Laryngotracheal penetration-aspiration scale

Laryngeal penetration and laryngotracheal aspiration were classified by the same speech-language pathologist who performed the other swallowing analyses according to the penetration and aspiration scale22 for each food offered.

Swallowing function electromyography assessment

The electromyographic activity was recorded using the Miotec MIOTOOL 400 surface electromyography equipment connected to a laptop via a USB port.

Regarding the electromyographic signal detection and recording, two main aspects influence signal fidelity: signal-to-noise ratio and signal distortion. Both were avoided through a filter for the 20–500 Hz frequencies. Such spectrum allows manual filtering through a band-stop filter to avoid network interference.

Four muscle groups were analyzed during the swallowing assessment: left and right masseter, upper orbicularis oris, and suprahyoid muscles. The ground electrode was placed on the olecranon elbow bone area.

The swallowing process happened under three conditions: usual swallowing of 5 mL food in pudding (20 mL water, 2 g of dietary grape juice, and 2.25 g Hormel Thick & Easy food thickener), honey (26 mL water, 2 g of dietary grape juice, and 2.25 g Hormel Thick & Easy™ food thickener), and liquid (water at room temperature) consistencies.

The test started after 30 s of rest for all consistencies, when then the food was placed into patients' mouth through a syringe. Patients were instructed to hold the food on top of their tongue and swallow it as usual at the speech-language pathologist's signal. Patients were instructed that they could swallow multiple times until all food was gone. Three offers of each consistency were recorded with an interval of 30 s between each.

The signal was shown and interpreted using the Miograph 2.0 software (MIOTEC, São Paulo, Brazil).

Anthropometric assessment of the nutritional status

Weight, height, arm circumference, and tricipital (TCP), bicipital (BCP), subscapular (SSSF) and suprailiac (SISF) skinfolds were measured. These results made it possible to calculate the body mass index (BMI), arm muscle circumference (AMC), and body fat percentage (%BF).

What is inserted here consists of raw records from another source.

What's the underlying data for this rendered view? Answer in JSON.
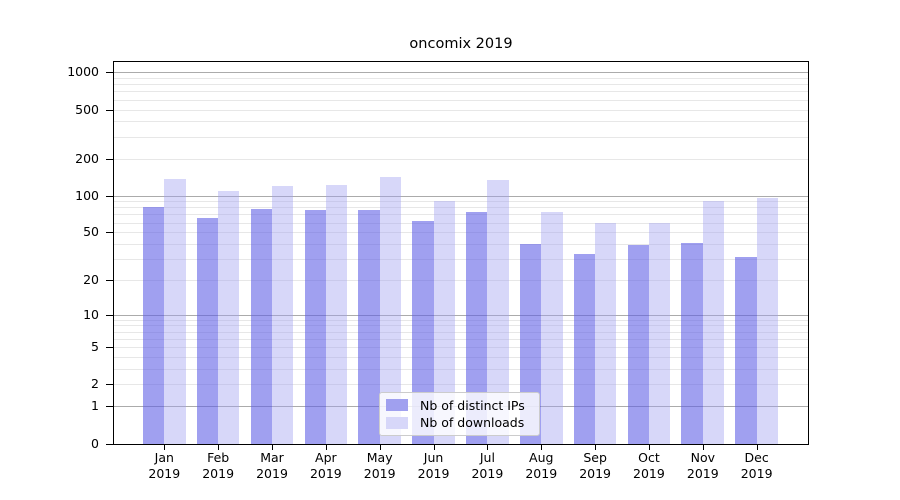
{
  "figure": {
    "title": "oncomix 2019"
  },
  "chart_data": {
    "type": "bar",
    "title": "oncomix 2019",
    "categories": [
      "Jan",
      "Feb",
      "Mar",
      "Apr",
      "May",
      "Jun",
      "Jul",
      "Aug",
      "Sep",
      "Oct",
      "Nov",
      "Dec"
    ],
    "year": "2019",
    "series": [
      {
        "name": "Nb of distinct IPs",
        "legend_color": "#a0a0ef",
        "fill": "rgba(91,91,229,0.58)",
        "values": [
          81,
          65,
          78,
          76,
          76,
          62,
          73,
          40,
          33,
          39,
          41,
          31
        ]
      },
      {
        "name": "Nb of downloads",
        "legend_color": "#d7d7f9",
        "fill": "rgba(160,160,241,0.42)",
        "values": [
          136,
          108,
          120,
          123,
          143,
          91,
          133,
          73,
          60,
          60,
          91,
          95
        ]
      }
    ],
    "yscale": "log1p",
    "ylim": [
      0,
      1270
    ],
    "yticks": [
      0,
      1,
      2,
      5,
      10,
      20,
      50,
      100,
      200,
      500,
      1000
    ],
    "ytick_major_gridlines": [
      1,
      10,
      100,
      1000
    ],
    "ytick_minor_gridlines": [
      2,
      3,
      4,
      5,
      6,
      7,
      8,
      9,
      20,
      30,
      40,
      50,
      60,
      70,
      80,
      90,
      200,
      300,
      400,
      500,
      600,
      700,
      800,
      900
    ],
    "grid": "on",
    "legend_position": "lower center",
    "colors": {
      "major_grid": "#ababab",
      "minor_grid": "#e7e7e7",
      "axis": "#000000"
    }
  }
}
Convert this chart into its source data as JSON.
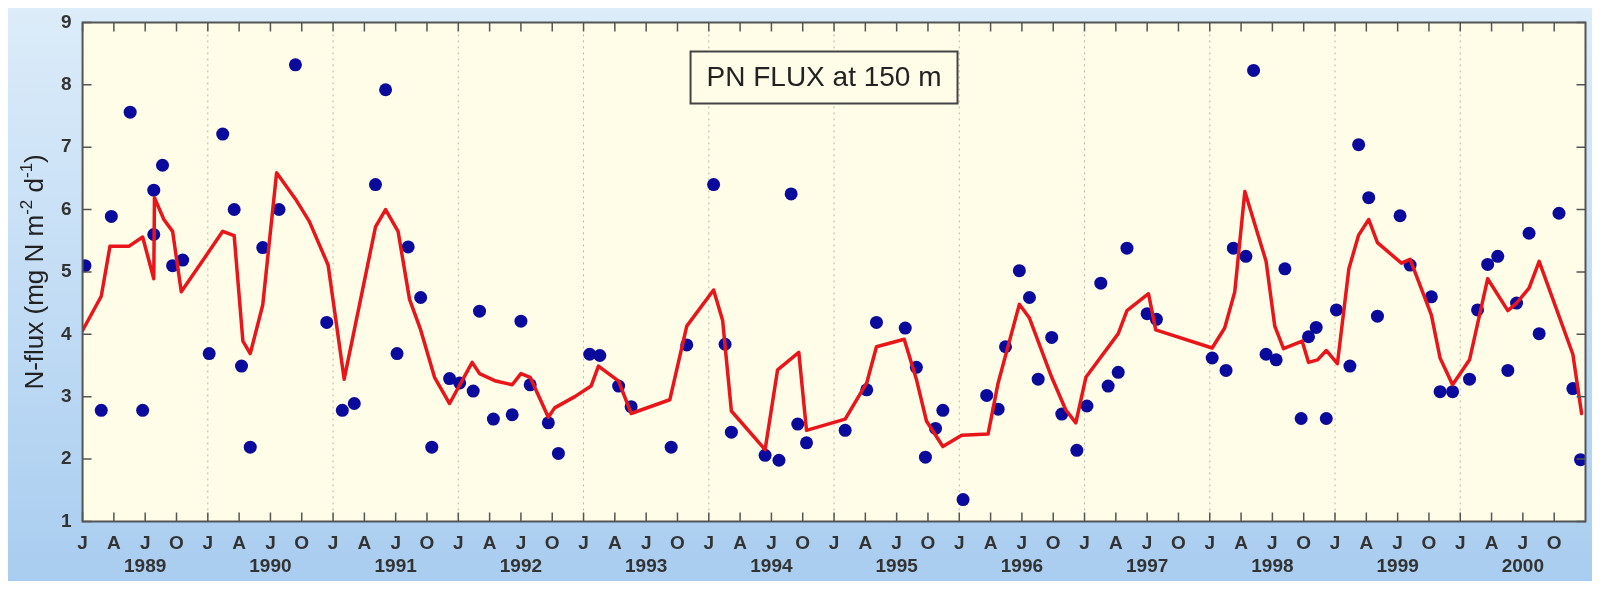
{
  "chart_data": {
    "type": "scatter",
    "title": "PN FLUX at 150 m",
    "ylabel": "N-flux (mg N m$^{-2}$ d$^{-1}$)",
    "xlim": [
      "1989-01",
      "2001-01"
    ],
    "ylim": [
      1,
      9
    ],
    "yticks": [
      1,
      2,
      3,
      4,
      5,
      6,
      7,
      8,
      9
    ],
    "xticks": [
      {
        "value": "1989-01",
        "label": "J"
      },
      {
        "value": "1989-04",
        "label": "A"
      },
      {
        "value": "1989-07",
        "label": "J\n1989"
      },
      {
        "value": "1989-10",
        "label": "O"
      },
      {
        "value": "1990-01",
        "label": "J"
      },
      {
        "value": "1990-04",
        "label": "A"
      },
      {
        "value": "1990-07",
        "label": "J\n1990"
      },
      {
        "value": "1990-10",
        "label": "O"
      },
      {
        "value": "1991-01",
        "label": "J"
      },
      {
        "value": "1991-04",
        "label": "A"
      },
      {
        "value": "1991-07",
        "label": "J\n1991"
      },
      {
        "value": "1991-10",
        "label": "O"
      },
      {
        "value": "1992-01",
        "label": "J"
      },
      {
        "value": "1992-04",
        "label": "A"
      },
      {
        "value": "1992-07",
        "label": "J\n1992"
      },
      {
        "value": "1992-10",
        "label": "O"
      },
      {
        "value": "1993-01",
        "label": "J"
      },
      {
        "value": "1993-04",
        "label": "A"
      },
      {
        "value": "1993-07",
        "label": "J\n1993"
      },
      {
        "value": "1993-10",
        "label": "O"
      },
      {
        "value": "1994-01",
        "label": "J"
      },
      {
        "value": "1994-04",
        "label": "A"
      },
      {
        "value": "1994-07",
        "label": "J\n1994"
      },
      {
        "value": "1994-10",
        "label": "O"
      },
      {
        "value": "1995-01",
        "label": "J"
      },
      {
        "value": "1995-04",
        "label": "A"
      },
      {
        "value": "1995-07",
        "label": "J\n1995"
      },
      {
        "value": "1995-10",
        "label": "O"
      },
      {
        "value": "1996-01",
        "label": "J"
      },
      {
        "value": "1996-04",
        "label": "A"
      },
      {
        "value": "1996-07",
        "label": "J\n1996"
      },
      {
        "value": "1996-10",
        "label": "O"
      },
      {
        "value": "1997-01",
        "label": "J"
      },
      {
        "value": "1997-04",
        "label": "A"
      },
      {
        "value": "1997-07",
        "label": "J\n1997"
      },
      {
        "value": "1997-10",
        "label": "O"
      },
      {
        "value": "1998-01",
        "label": "J"
      },
      {
        "value": "1998-04",
        "label": "A"
      },
      {
        "value": "1998-07",
        "label": "J\n1998"
      },
      {
        "value": "1998-10",
        "label": "O"
      },
      {
        "value": "1999-01",
        "label": "J"
      },
      {
        "value": "1999-04",
        "label": "A"
      },
      {
        "value": "1999-07",
        "label": "J\n1999"
      },
      {
        "value": "1999-10",
        "label": "O"
      },
      {
        "value": "2000-01",
        "label": "J"
      },
      {
        "value": "2000-04",
        "label": "A"
      },
      {
        "value": "2000-07",
        "label": "J\n2000"
      },
      {
        "value": "2000-10",
        "label": "O"
      }
    ],
    "grid": "x",
    "legend": false,
    "series": [
      {
        "type": "scatter",
        "color": "#0a0a9c",
        "marker": "circle",
        "x": [
          "1989-01-08",
          "1989-02-25",
          "1989-03-24",
          "1989-05-18",
          "1989-06-24",
          "1989-07-26",
          "1989-07-26",
          "1989-08-21",
          "1989-09-20",
          "1989-10-19",
          "1990-01-05",
          "1990-02-14",
          "1990-03-17",
          "1990-04-08",
          "1990-05-03",
          "1990-06-09",
          "1990-07-26",
          "1990-09-13",
          "1990-12-13",
          "1991-01-28",
          "1991-03-02",
          "1991-05-03",
          "1991-06-02",
          "1991-07-05",
          "1991-08-07",
          "1991-09-13",
          "1991-10-15",
          "1991-12-06",
          "1992-01-05",
          "1992-02-14",
          "1992-03-02",
          "1992-04-12",
          "1992-06-06",
          "1992-07-01",
          "1992-07-28",
          "1992-09-20",
          "1992-10-19",
          "1993-01-19",
          "1993-02-18",
          "1993-04-12",
          "1993-05-18",
          "1993-09-13",
          "1993-10-28",
          "1994-01-15",
          "1994-02-18",
          "1994-03-06",
          "1994-06-13",
          "1994-07-23",
          "1994-08-28",
          "1994-09-17",
          "1994-10-12",
          "1995-02-03",
          "1995-04-05",
          "1995-05-03",
          "1995-07-26",
          "1995-08-28",
          "1995-09-24",
          "1995-10-23",
          "1995-11-14",
          "1996-01-12",
          "1996-03-20",
          "1996-04-23",
          "1996-05-14",
          "1996-06-24",
          "1996-07-23",
          "1996-08-18",
          "1996-09-27",
          "1996-10-26",
          "1996-12-09",
          "1997-01-08",
          "1997-02-18",
          "1997-03-09",
          "1997-04-08",
          "1997-05-03",
          "1997-07-01",
          "1997-07-28",
          "1998-01-08",
          "1998-02-18",
          "1998-03-09",
          "1998-04-15",
          "1998-05-07",
          "1998-06-13",
          "1998-07-12",
          "1998-08-07",
          "1998-09-24",
          "1998-10-15",
          "1998-11-07",
          "1998-12-06",
          "1999-01-05",
          "1999-02-14",
          "1999-03-09",
          "1999-04-08",
          "1999-05-03",
          "1999-07-08",
          "1999-08-07",
          "1999-10-08",
          "1999-11-03",
          "1999-12-09",
          "2000-01-28",
          "2000-02-21",
          "2000-03-20",
          "2000-04-19",
          "2000-05-18",
          "2000-06-13",
          "2000-07-19",
          "2000-08-18",
          "2000-10-15",
          "2000-11-25",
          "2000-12-17"
        ],
        "values": [
          5.1,
          2.78,
          5.89,
          7.56,
          2.78,
          6.31,
          5.6,
          6.71,
          5.1,
          5.19,
          3.69,
          7.21,
          6.0,
          3.49,
          2.19,
          5.39,
          6.0,
          8.32,
          4.19,
          2.78,
          2.89,
          6.4,
          7.92,
          3.69,
          5.4,
          4.59,
          2.19,
          3.29,
          3.22,
          3.09,
          4.37,
          2.64,
          2.71,
          4.21,
          3.19,
          2.58,
          2.09,
          3.68,
          3.66,
          3.17,
          2.84,
          2.19,
          3.83,
          6.4,
          3.84,
          2.43,
          2.06,
          1.98,
          6.25,
          2.56,
          2.26,
          2.46,
          3.11,
          4.19,
          4.1,
          3.47,
          2.03,
          2.49,
          2.78,
          1.35,
          3.02,
          2.8,
          3.8,
          5.02,
          4.59,
          3.28,
          3.95,
          2.72,
          2.14,
          2.85,
          4.82,
          3.17,
          3.39,
          5.38,
          4.33,
          4.24,
          3.62,
          3.42,
          5.38,
          5.25,
          8.23,
          3.68,
          3.59,
          5.05,
          2.65,
          3.96,
          4.11,
          2.65,
          4.39,
          3.49,
          7.04,
          6.19,
          4.29,
          5.9,
          5.11,
          4.6,
          3.08,
          3.08,
          3.28,
          4.39,
          5.12,
          5.25,
          3.42,
          4.5,
          5.62,
          4.01,
          5.94,
          3.13,
          1.99
        ]
      },
      {
        "type": "line",
        "color": "#e8161b",
        "marker": "none",
        "line_style": "solid",
        "x": [
          "1989-01-01",
          "1989-02-25",
          "1989-03-20",
          "1989-05-14",
          "1989-06-24",
          "1989-07-26",
          "1989-07-28",
          "1989-08-25",
          "1989-09-20",
          "1989-10-15",
          "1990-02-14",
          "1990-03-17",
          "1990-04-12",
          "1990-05-03",
          "1990-06-09",
          "1990-07-19",
          "1990-09-13",
          "1990-10-23",
          "1990-12-17",
          "1991-02-03",
          "1991-05-03",
          "1991-06-02",
          "1991-07-08",
          "1991-08-11",
          "1991-09-13",
          "1991-10-23",
          "1991-12-06",
          "1992-02-11",
          "1992-03-02",
          "1992-04-19",
          "1992-06-06",
          "1992-07-01",
          "1992-07-28",
          "1992-09-20",
          "1992-10-08",
          "1992-12-06",
          "1993-01-23",
          "1993-02-14",
          "1993-04-12",
          "1993-05-18",
          "1993-09-09",
          "1993-10-28",
          "1994-01-15",
          "1994-02-11",
          "1994-03-06",
          "1994-06-13",
          "1994-07-19",
          "1994-09-20",
          "1994-10-12",
          "1995-02-03",
          "1995-04-05",
          "1995-05-03",
          "1995-07-23",
          "1995-08-28",
          "1995-09-27",
          "1995-11-14",
          "1996-01-08",
          "1996-03-24",
          "1996-04-23",
          "1996-06-24",
          "1996-07-23",
          "1996-09-27",
          "1996-11-07",
          "1996-12-06",
          "1997-01-05",
          "1997-04-08",
          "1997-05-03",
          "1997-07-05",
          "1997-07-26",
          "1998-01-08",
          "1998-02-14",
          "1998-03-13",
          "1998-04-12",
          "1998-06-13",
          "1998-07-08",
          "1998-08-03",
          "1998-09-27",
          "1998-10-15",
          "1998-11-11",
          "1998-12-06",
          "1999-01-08",
          "1999-02-11",
          "1999-03-09",
          "1999-04-08",
          "1999-05-03",
          "1999-07-12",
          "1999-08-07",
          "1999-10-08",
          "1999-11-03",
          "1999-12-09",
          "2000-01-28",
          "2000-03-20",
          "2000-05-18",
          "2000-06-13",
          "2000-07-19",
          "2000-08-18",
          "2000-11-25",
          "2000-12-20"
        ],
        "values": [
          4.06,
          4.61,
          5.41,
          5.41,
          5.56,
          4.89,
          6.19,
          5.84,
          5.65,
          4.68,
          5.65,
          5.58,
          3.89,
          3.69,
          4.47,
          6.59,
          6.17,
          5.81,
          5.11,
          3.28,
          5.72,
          6.0,
          5.65,
          4.56,
          4.07,
          3.31,
          2.89,
          3.55,
          3.37,
          3.25,
          3.19,
          3.37,
          3.31,
          2.67,
          2.82,
          3.0,
          3.17,
          3.49,
          3.25,
          2.73,
          2.95,
          4.13,
          4.71,
          4.22,
          2.77,
          2.15,
          3.43,
          3.71,
          2.46,
          2.64,
          3.22,
          3.8,
          3.92,
          3.28,
          2.61,
          2.2,
          2.38,
          2.4,
          3.22,
          4.48,
          4.26,
          3.31,
          2.79,
          2.58,
          3.31,
          4.01,
          4.38,
          4.65,
          4.07,
          3.78,
          4.1,
          4.68,
          6.29,
          5.17,
          4.13,
          3.77,
          3.89,
          3.55,
          3.59,
          3.74,
          3.53,
          5.05,
          5.59,
          5.84,
          5.47,
          5.14,
          5.2,
          4.31,
          3.62,
          3.19,
          3.59,
          4.89,
          4.38,
          4.5,
          4.74,
          5.17,
          3.68,
          2.73
        ]
      }
    ]
  }
}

Dietary assessment of food consumption

Dietary assessment of food consumption was performed through a 24-h dietary recall showing a detailed register of any food consumed before the survey in a typical day. A suitcase with everyday kitchen utensils (skimmer, ladle, serving spoon, soup spoon, dessert spoon) was used to make it easier for patients to describe how much food they ingested during the interview.

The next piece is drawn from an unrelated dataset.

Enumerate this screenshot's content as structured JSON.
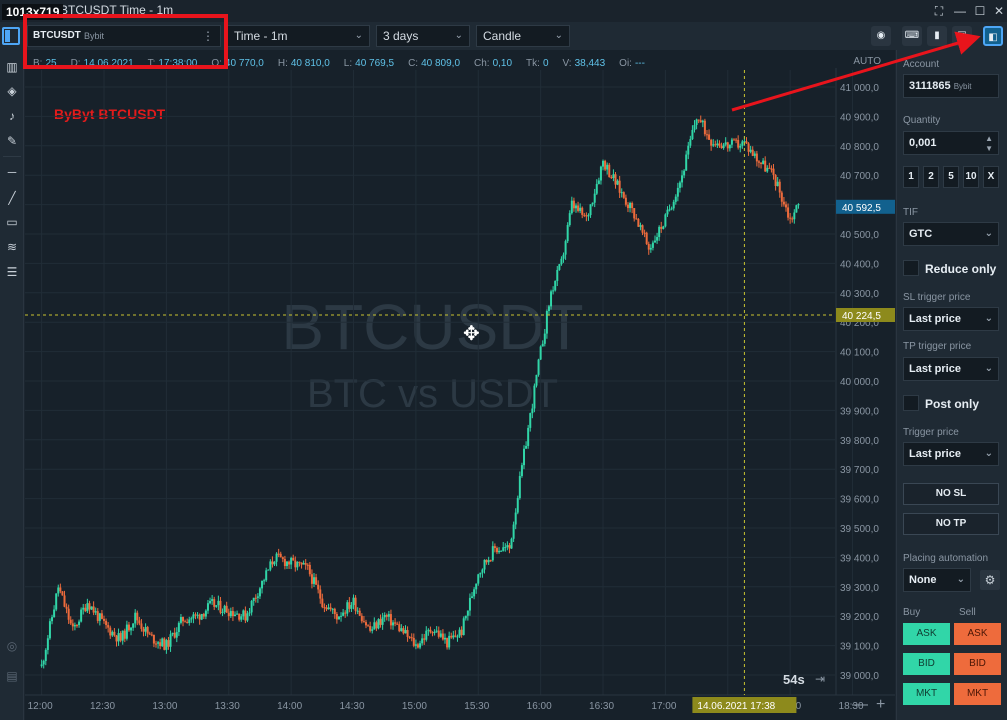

Food consistency was classified according to Garcia et al.38 as general diet (no food restriction), soft diet (foods moistened or cooked for a longer time), light or pasty diet (liquid or semi-solid foods such as pureed foods) and liquid diet (no-fiber, liquid foods).

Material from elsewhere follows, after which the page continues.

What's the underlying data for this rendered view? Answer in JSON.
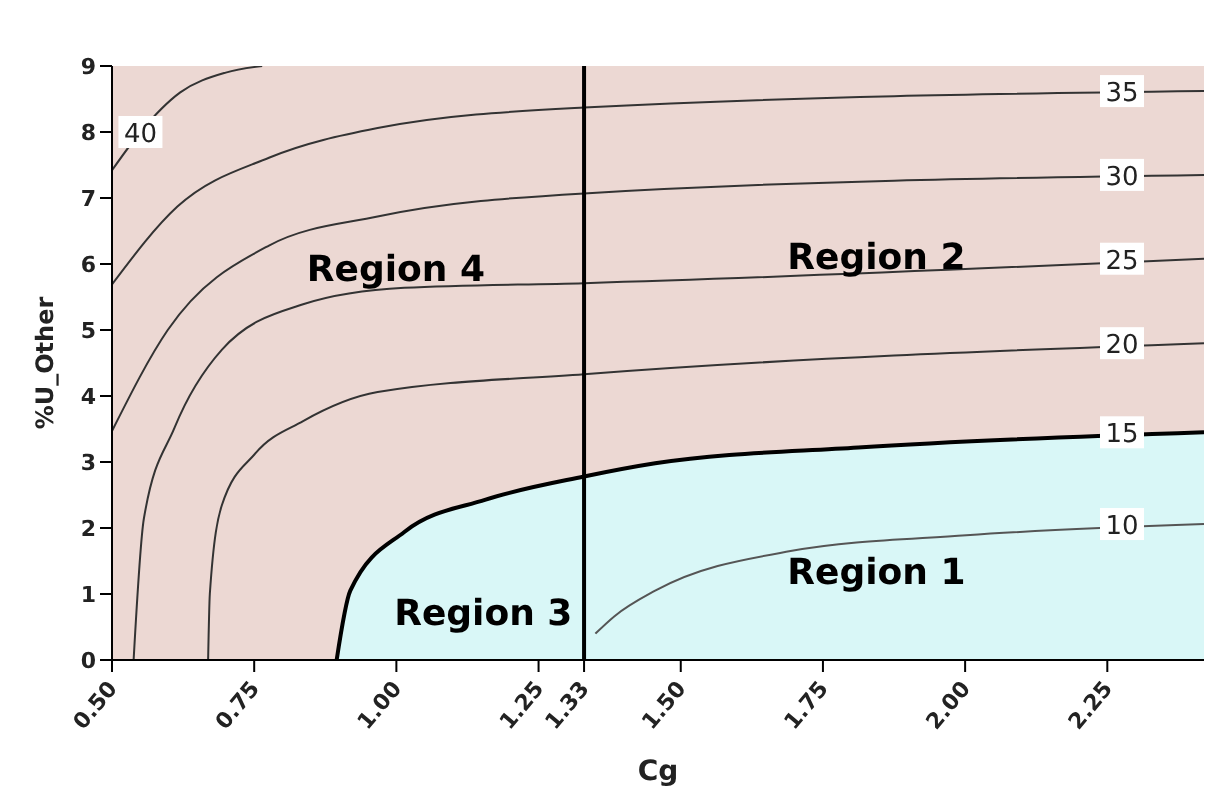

Nutritional analysis was performed using the Nutrilife software, and food intake was quantified in terms of calories, macronutrients, and micronutrients. Those values were compared with the reference proposed by the Institute of Medicine of the National Academies—Dietary Reference Intakes (DRIs)24, in which the recommended dietary allowances (RDA) values were considered as a reference. In their absence, the adequate intake (AI) was used, and nutrients that exceeded the tolerable upper intake level (UL) value and energy value according to the American Society for Parenteral and Enteral Nutrition (ASPEN)23 were considered above the daily intake.

Statistical analysis

Spearman's correlation coefficient was used to check the correlation between the variables studied.

All statistical procedures were performed using the SPSS v. 26 program with a significance level of 5% (p = 0.05).

Ethical approval and informed consent

This study was approved by the Institutional Review Board (CAAE: 60662616.8.0000.5417), of Bauru School of Dentistry, University of São Paulo. All participants were clearly informed about the research procedures and signed an Informed Consent Form.